Em suma, a diferença entre os métodos consiste na denotação de suas palavras ao explicar sua técnica, porque, no fim, todos apresentam resultados iguais ou bem próximos.

Entretanto, à luz da simplicidade de Ockham, o Estado Final Desejado torna-se mais claro para o Comandante e seu Estado-Maior, seja por facilitar um planejamento mais rápido e funcional, seja por entregar objetivos de maior valor militar para o líder estratégico.

É tempo de acelerar, reformular, simplificar. É o momento de usar o fio da Navalha!

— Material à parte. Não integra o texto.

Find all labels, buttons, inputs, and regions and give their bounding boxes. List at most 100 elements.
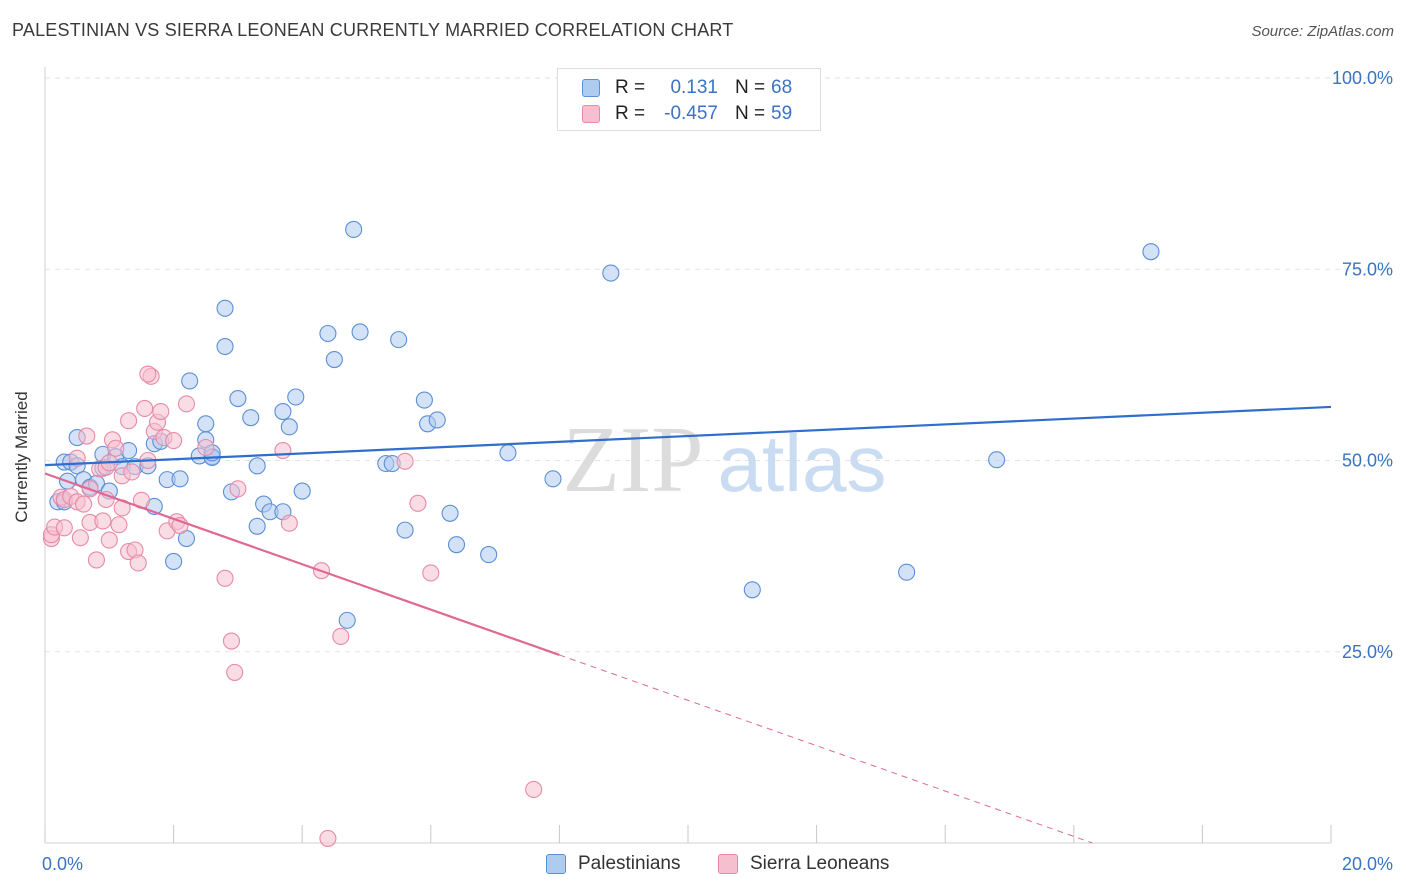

Complemento: Guilherme de Ockham e a maioria dos seus adeptos morreram precocemente no primeiro surto da Peste Negra na Europa, sem completar todos os seus trabalhos, os quais também foram prejudicados pela morte de grande parte da comunidade acadêmica no Velho Continente.

 

Referências:

  1. MCFADDEN, Johnjoe. A navalha de Ockham. 1. Ed. Kindle. Rio de Janeiro: Sextante, 2022.

  2. Project Management Institute Inc. Guia PMBOK®. ed. New Square, Pennsylvania: 2021.

  3. Project Management Institute Inc. Guia Ágil®. ed. New Square, Pennsylvania: 2017.

  4. Exército Brasileiro. NEGAPEB. ed. Brasília: Estado-Maior do Exército: 2023.